“传统造船法是一体成型,龙骨从头铺到尾。
    好处是结构连续,坏处是一旦受损,整个结构应力重新分配,会產生连锁破坏。”他指著那条粗线,“但我的方案里,模块之间不是刚性连接,是柔性铰接。”
    “柔性铰接?”
    “对。
    每个模块都有自己的微型姿態调节机构。
    模块之间通过液压阻尼器和弹性密封件连接。
    这样当舰体受到海浪衝击时,应力被分散到每个铰接点,而不是集中在几个结构节点上。”林建在黑板上写下一行公式,“应力峰值可以降低百分之六十以上。”
    孙院士慢慢坐了下来。
    他盯著那行公式,嘴唇无声地翕动。
    钱工也坐了下来,摘了眼镜开始擦。
    “继续说。”孙院士的声音比刚才低了很多。
    林建换了一支红粉笔,在“动力模块”上画了个圈。
    “动力系统。
    我们不烧重油,不烧柴油。”他写了五个字——“核动力涡轮”。
    这次没人拍桌子。
    不是不震惊,是震惊到忘了拍。
    “『炎黄』核电站你知道吧?”林建看了一眼李副部长,“它的一迴路设计,从一开始就是舰载化的。
    我留的接口,正好適配这个动力需求。”
    李副部长手里的烟掉了。
    “林建……你当初搞核电站的时候,就算到了这一步?”
    “我当初搞核电站的时候,想的是给全国供电。”林建把烟捡起来,递迴给李副部长,“至於上舰这件事属於正常的工程叠代。
    好的技术,总会在合適的地方生根。”
    孙院士站起来,走到图纸跟前,弯下腰看了很久。
    他指著其中一个方框问:“这个起降模块,你准备配什么飞机?”
    林建没回答。
    他只是用手指在图纸的一个白色部分画了条线——那个部分的形状,像一只压扁的鸟。
    “新飞机。”他说,“跟『鯤鹏』配套的舰载机。
    代號——『暗影』。”
    会从早上八点开到晚上八点。
    中午每人一个铝饭盒,白菜燉粉条。
    林建坐在角落里,端著搪瓷缸子,一边吃一边看赵振国师傅跟图纸较劲。
    赵振国是从瀋阳重型机器厂调来的八级钳工。
    他没读过大学。
    但他能一眼看出图纸上哪个標註的公差工厂里根本做不出来。
    “这个,这个,还有这个。”赵师傅的手指头像钢筋一样戳在图纸上,“这三个地方的公差,数控工具机没问题。
    但最后一道精加工,机器做不了。”
    “手工能做吗?”林建问。
    赵振国沉默了。
    他把右手摊开,看著自己那层厚得像鞋底的老茧。
    然后他说了一个字:“干。”
    下午五点,会议刚结束。
    李副部长的秘书忽然推门进来,走到他耳边低声说了几句话。
    李副部长的表情变了。
    “什么时候的事?”
    “四个小时前。
    消息刚传回来。”
    李副部长站起来,示意所有人安静。
    他沉默了一会儿,像是要把嘴里的话嚼碎了再咽下去。
    “刚才收到的消息。”他声音发闷,“远洋编队在东经一百二十四度附近执行任务时,遇到突发状况。
    对方出动了反潜巡逻机和驱逐舰。
    我们的编队进行规避机动,成功脱险。”
    他顿了顿:“但有一名机电兵在机舱值班时负了伤,及时得到救治。”
    会议室里的空气是凝固的。
    那个机电兵,二十岁。
    如果再前出——李副部长深吸了一口气——我们就没有制空权。
    他就不是躺在医院,是躺在海底。
    “这也是我今天为什么要这么急著开这个会,为什么跟你们一遍遍地抠技术细节。
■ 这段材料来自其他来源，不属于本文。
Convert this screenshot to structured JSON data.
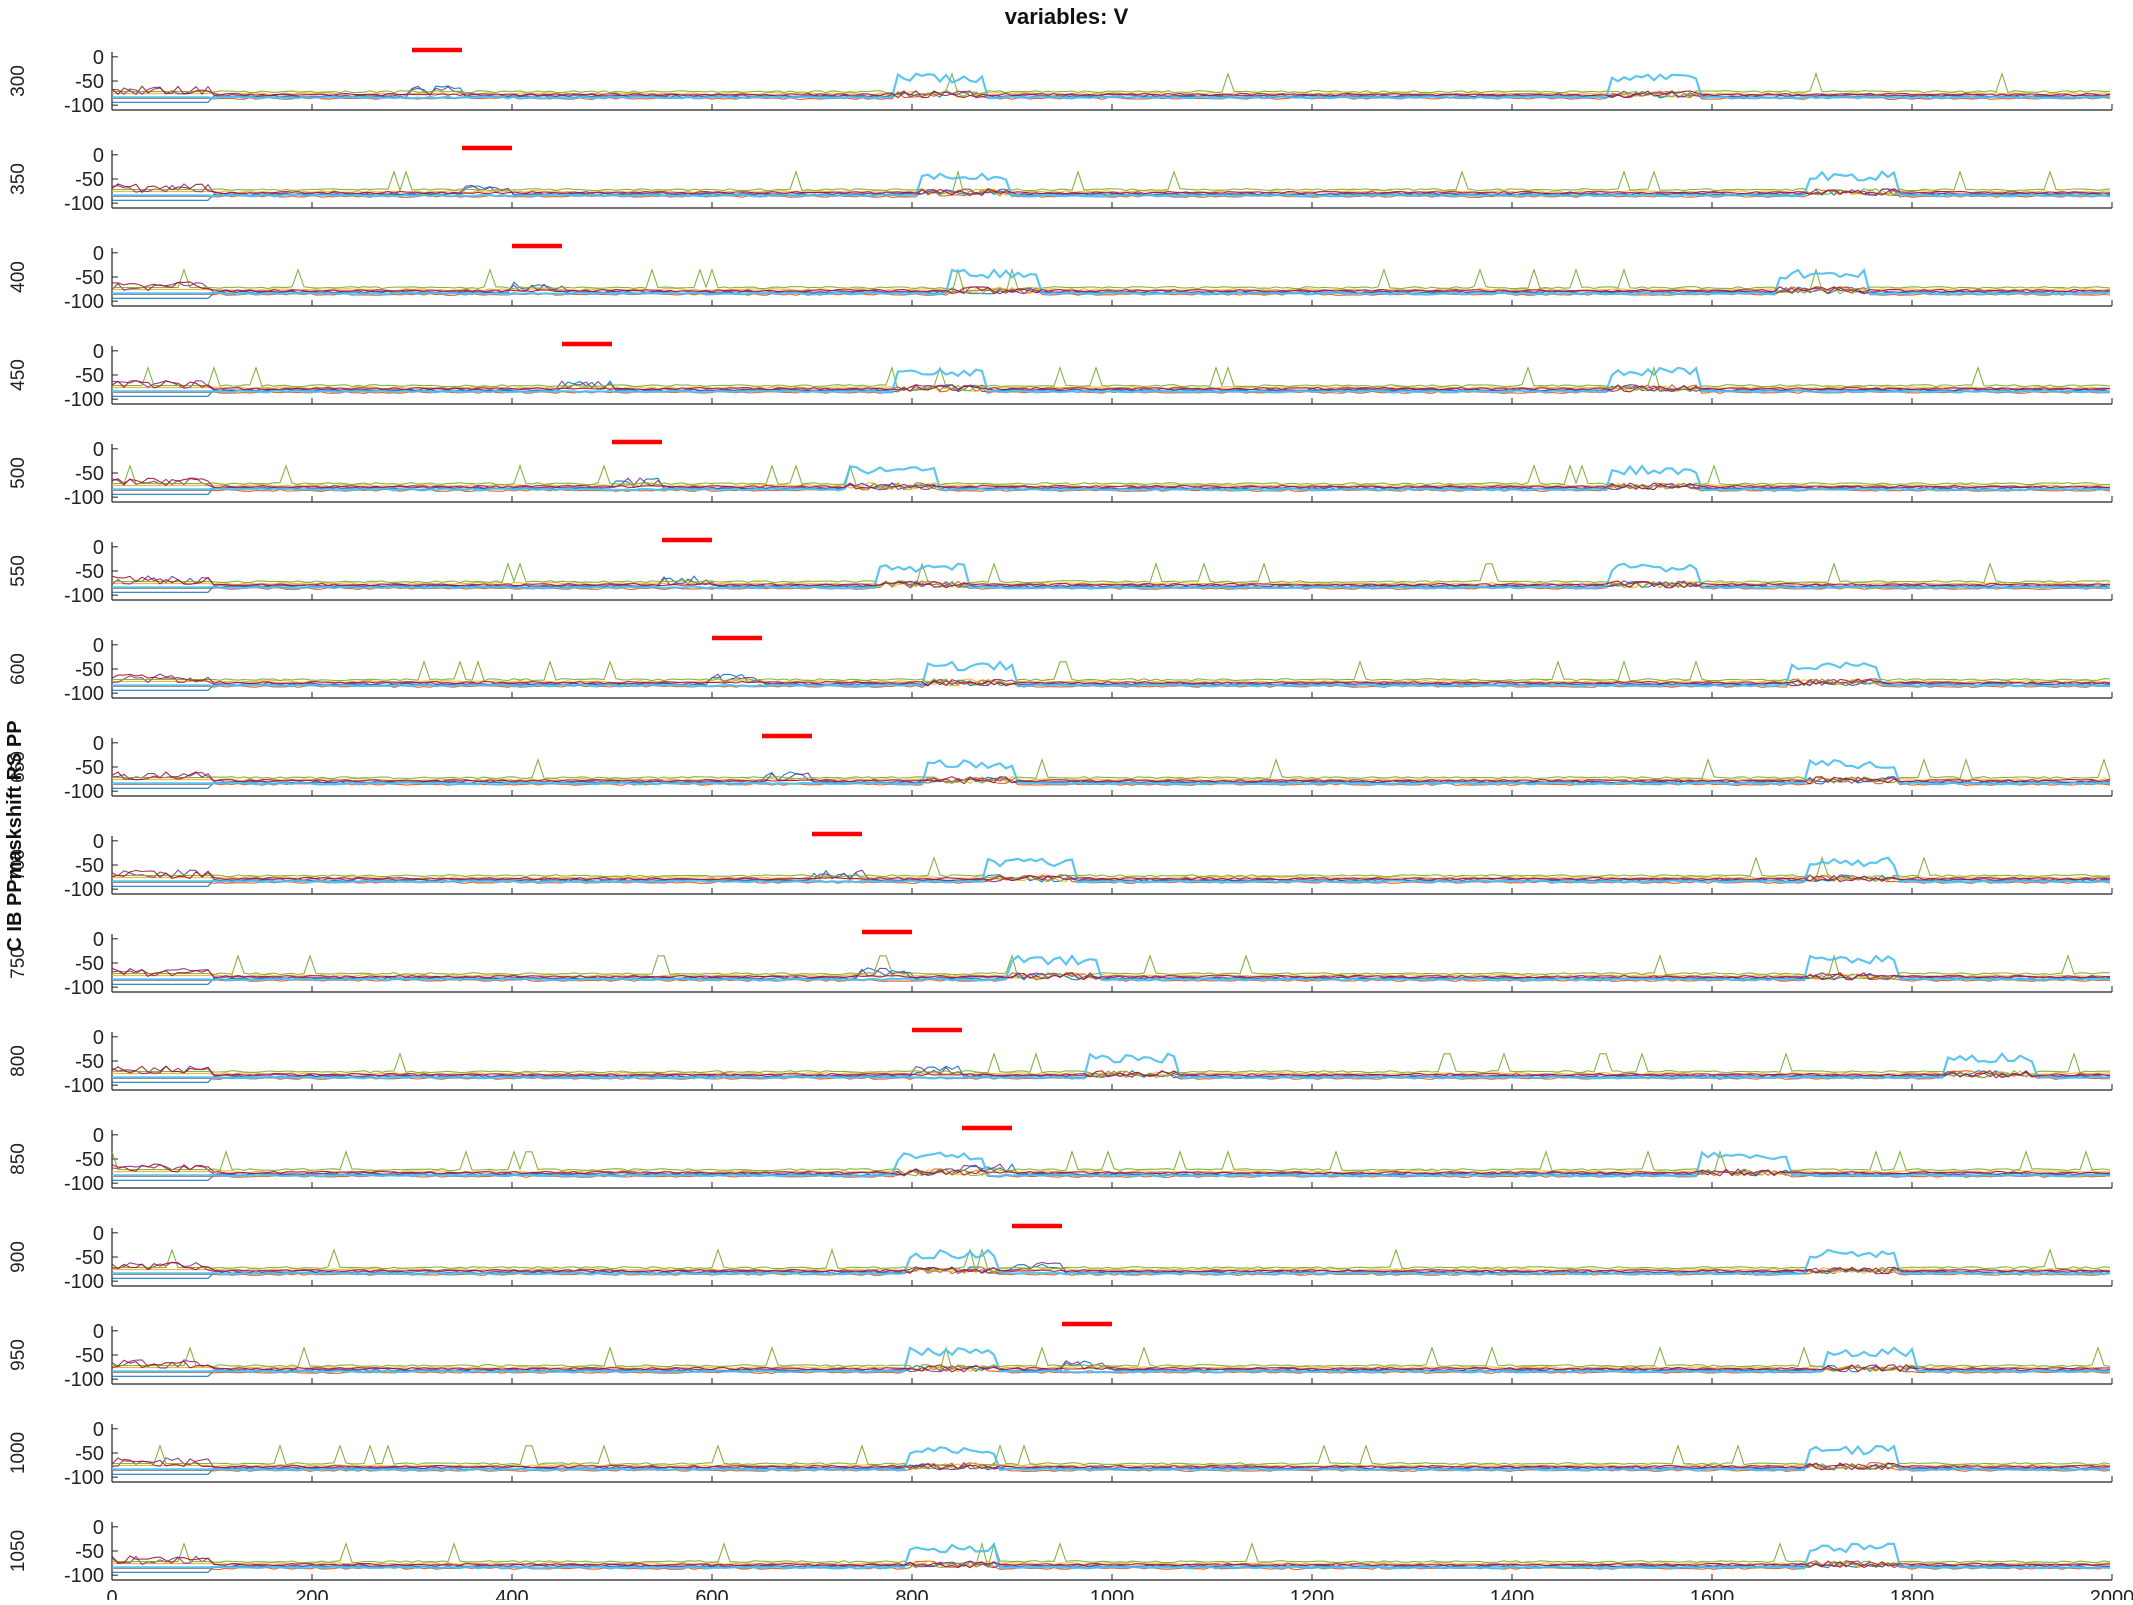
{
  "chart_data": {
    "type": "line",
    "title": "variables: V",
    "ylabel": "C IB PPmaskshift RS PP",
    "xlim": [
      0,
      2000
    ],
    "ylim": [
      -110,
      10
    ],
    "x_ticks": [
      0,
      200,
      400,
      600,
      800,
      1000,
      1200,
      1400,
      1600,
      1800,
      2000
    ],
    "y_ticks": [
      0,
      -50,
      -100
    ],
    "series_colors": [
      "#0072BD",
      "#D95319",
      "#EDB120",
      "#7E2F8E",
      "#77AC30",
      "#4DBEEE",
      "#A2142F"
    ],
    "stim_color": "#FF0000",
    "panel_row_labels": [
      "300",
      "350",
      "400",
      "450",
      "500",
      "550",
      "600",
      "650",
      "700",
      "750",
      "800",
      "850",
      "900",
      "950",
      "1000",
      "1050"
    ],
    "panels": [
      {
        "stim": [
          300,
          350
        ],
        "burst1": 830,
        "burst2": 1540
      },
      {
        "stim": [
          350,
          400
        ],
        "burst1": 850,
        "burst2": 1740
      },
      {
        "stim": [
          400,
          450
        ],
        "burst1": 880,
        "burst2": 1710
      },
      {
        "stim": [
          450,
          500
        ],
        "burst1": 830,
        "burst2": 1540
      },
      {
        "stim": [
          500,
          550
        ],
        "burst1": 780,
        "burst2": 1540
      },
      {
        "stim": [
          550,
          600
        ],
        "burst1": 810,
        "burst2": 1540
      },
      {
        "stim": [
          600,
          650
        ],
        "burst1": 860,
        "burst2": 1720
      },
      {
        "stim": [
          650,
          700
        ],
        "burst1": 860,
        "burst2": 1740
      },
      {
        "stim": [
          700,
          750
        ],
        "burst1": 920,
        "burst2": 1740
      },
      {
        "stim": [
          750,
          800
        ],
        "burst1": 940,
        "burst2": 1740
      },
      {
        "stim": [
          800,
          850
        ],
        "burst1": 1020,
        "burst2": 1880
      },
      {
        "stim": [
          850,
          900
        ],
        "burst1": 830,
        "burst2": 1630
      },
      {
        "stim": [
          900,
          950
        ],
        "burst1": 840,
        "burst2": 1740
      },
      {
        "stim": [
          950,
          1000
        ],
        "burst1": 840,
        "burst2": 1760
      },
      {
        "stim": null,
        "burst1": 840,
        "burst2": 1740
      },
      {
        "stim": null,
        "burst1": 840,
        "burst2": 1740
      }
    ]
  }
}
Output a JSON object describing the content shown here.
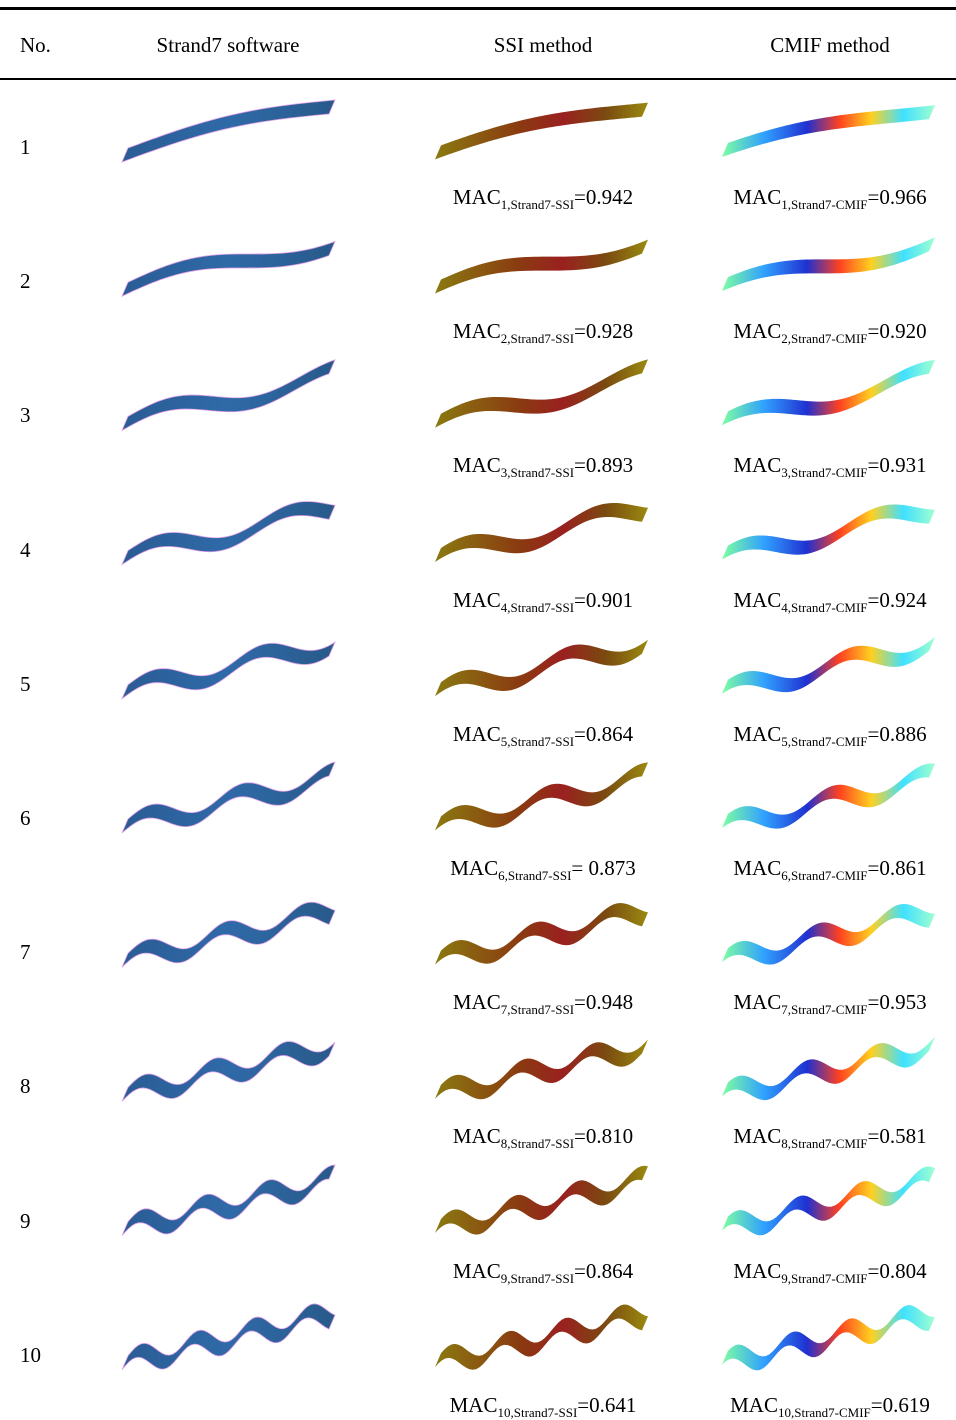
{
  "table": {
    "header": [
      "No.",
      "Strand7 software",
      "SSI method",
      "CMIF method"
    ],
    "rows": [
      {
        "no": "1",
        "ssi": {
          "label": "MAC",
          "sub": "1,Strand7-SSI",
          "value": "=0.942"
        },
        "cmif": {
          "label": "MAC",
          "sub": "1,Strand7-CMIF",
          "value": "=0.966"
        }
      },
      {
        "no": "2",
        "ssi": {
          "label": "MAC",
          "sub": "2,Strand7-SSI",
          "value": "=0.928"
        },
        "cmif": {
          "label": "MAC",
          "sub": "2,Strand7-CMIF",
          "value": "=0.920"
        }
      },
      {
        "no": "3",
        "ssi": {
          "label": "MAC",
          "sub": "3,Strand7-SSI",
          "value": "=0.893"
        },
        "cmif": {
          "label": "MAC",
          "sub": "3,Strand7-CMIF",
          "value": "=0.931"
        }
      },
      {
        "no": "4",
        "ssi": {
          "label": "MAC",
          "sub": "4,Strand7-SSI",
          "value": "=0.901"
        },
        "cmif": {
          "label": "MAC",
          "sub": "4,Strand7-CMIF",
          "value": "=0.924"
        }
      },
      {
        "no": "5",
        "ssi": {
          "label": "MAC",
          "sub": "5,Strand7-SSI",
          "value": "=0.864"
        },
        "cmif": {
          "label": "MAC",
          "sub": "5,Strand7-CMIF",
          "value": "=0.886"
        }
      },
      {
        "no": "6",
        "ssi": {
          "label": "MAC",
          "sub": "6,Strand7-SSI",
          "value": "= 0.873"
        },
        "cmif": {
          "label": "MAC",
          "sub": "6,Strand7-CMIF",
          "value": "=0.861"
        }
      },
      {
        "no": "7",
        "ssi": {
          "label": "MAC",
          "sub": "7,Strand7-SSI",
          "value": "=0.948"
        },
        "cmif": {
          "label": "MAC",
          "sub": "7,Strand7-CMIF",
          "value": "=0.953"
        }
      },
      {
        "no": "8",
        "ssi": {
          "label": "MAC",
          "sub": "8,Strand7-SSI",
          "value": "=0.810"
        },
        "cmif": {
          "label": "MAC",
          "sub": "8,Strand7-CMIF",
          "value": "=0.581"
        }
      },
      {
        "no": "9",
        "ssi": {
          "label": "MAC",
          "sub": "9,Strand7-SSI",
          "value": "=0.864"
        },
        "cmif": {
          "label": "MAC",
          "sub": "9,Strand7-CMIF",
          "value": "=0.804"
        }
      },
      {
        "no": "10",
        "ssi": {
          "label": "MAC",
          "sub": "10,Strand7-SSI",
          "value": "=0.641"
        },
        "cmif": {
          "label": "MAC",
          "sub": "10,Strand7-CMIF",
          "value": "=0.619"
        }
      }
    ]
  }
}
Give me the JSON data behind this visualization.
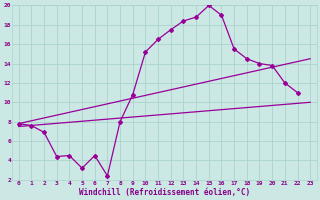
{
  "bg_color": "#cce8e4",
  "grid_color": "#aad4cc",
  "line_color": "#990099",
  "marker": "D",
  "markersize": 2.0,
  "linewidth": 0.9,
  "xlim": [
    -0.5,
    23.5
  ],
  "ylim": [
    2,
    20
  ],
  "xticks": [
    0,
    1,
    2,
    3,
    4,
    5,
    6,
    7,
    8,
    9,
    10,
    11,
    12,
    13,
    14,
    15,
    16,
    17,
    18,
    19,
    20,
    21,
    22,
    23
  ],
  "yticks": [
    2,
    4,
    6,
    8,
    10,
    12,
    14,
    16,
    18,
    20
  ],
  "xlabel": "Windchill (Refroidissement éolien,°C)",
  "font_color": "#880088",
  "tick_fontsize": 4.5,
  "label_fontsize": 5.5,
  "series1_x": [
    0,
    1,
    2,
    3,
    4,
    5,
    6,
    7,
    8,
    9,
    10,
    11,
    12,
    13,
    14,
    15,
    16,
    17,
    18,
    19,
    20,
    21,
    22
  ],
  "series1_y": [
    7.8,
    7.6,
    6.9,
    4.4,
    4.5,
    3.2,
    4.5,
    2.4,
    8.0,
    10.8,
    15.2,
    16.5,
    17.5,
    18.4,
    18.8,
    20.0,
    19.0,
    15.5,
    14.5,
    14.0,
    13.8,
    12.0,
    11.0
  ],
  "series2_x": [
    0,
    23
  ],
  "series2_y": [
    7.8,
    14.5
  ],
  "series3_x": [
    0,
    23
  ],
  "series3_y": [
    7.5,
    10.0
  ]
}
”他看著所有人,“因为『鯤鹏』不是选择题。
    是必答题。”
    林建站起来。
    他走到黑板前,在那幅模块化剖面图最上方,写了一行字。
    “最高航速: 600公里/小时。”
    “最大航程: 15000公里。”
    “舰载机: 24架。”
    “武器系统:待定。”
    写完,他转过身,看著会议室里的所有人。
    赵师傅还攥著拳头。
    钱工眼镜片上全是雾气。
    孙院士手里的茶缸子早就不冒热气了。
    “我给不了你们更多时间。”林建说,“但我可以给你们一个承诺。
    我画的每一条线,都是一个从未来回来的人,在给过去的自己画的地图。
    图上的路,我都走过。
    你们跟著走,不会掉进坑里。”
    说完他转身继续往黑板上填参数。
    散会的时候,已经快九点了。
    孙院士让秘书扶著,临走前在门口站了很久。
    “『里海怪物』,”他说,“当年他们用了十一年才把第一架验证机飞起来。
    中间摔了两架原型机,死了两个试飞员。”他转过身来,看著林建,“你准备用多久?”
    “十八个月。”林建说。
    “你在图纸上画的那些柔性铰接、模块化动力舱,还有那个『暗影』——”孙院士顿了顿,“如果你说的是真的,那么,『里海怪物』是毛子的昨天,而你这东西——不是明天。”
    他没有往下说,转身走了。
    走廊里的灯坏了一盏,老头儿一瘸一拐地走进那片黑暗里,影子被拉得老长。
    林建一个人在会议室收拾图纸。
    搪瓷缸子里的茶已经凉透了。
    他把图纸卷好,正要往外走,门忽然又被推开了。
    苏雪站在门口。
    摘掉安全帽晃了晃头髮,手里拿著一个铝饭盒。
    “开完会了?”
    “开完了。”
    “饭吃了没?”
    林建看了眼桌上那个已经凉透的铝饭盒:“吃了。”
    苏雪走过来,打开手里的饭盒。
    里面是红烧肉,还冒著热气。
    她把饭盒往林建手里一塞:“別装。
    我中午送饭的时候你还在画图,晚上送饭的时候你还在开会。
    你是神仙,可以靠喝西北风活著?”
    林建愣了一下,低头看了看手里的饭盒。
    他意识到刚才自己撒了谎。
    不是故意的。
    是他压根没记住自己吃没吃饭。
    “吃吧。”苏雪坐在椅子上,双手托著腮帮子,“我看著你吃。”
    林建夹了一块肉。
    肥瘦相间,酱油色,入口即化。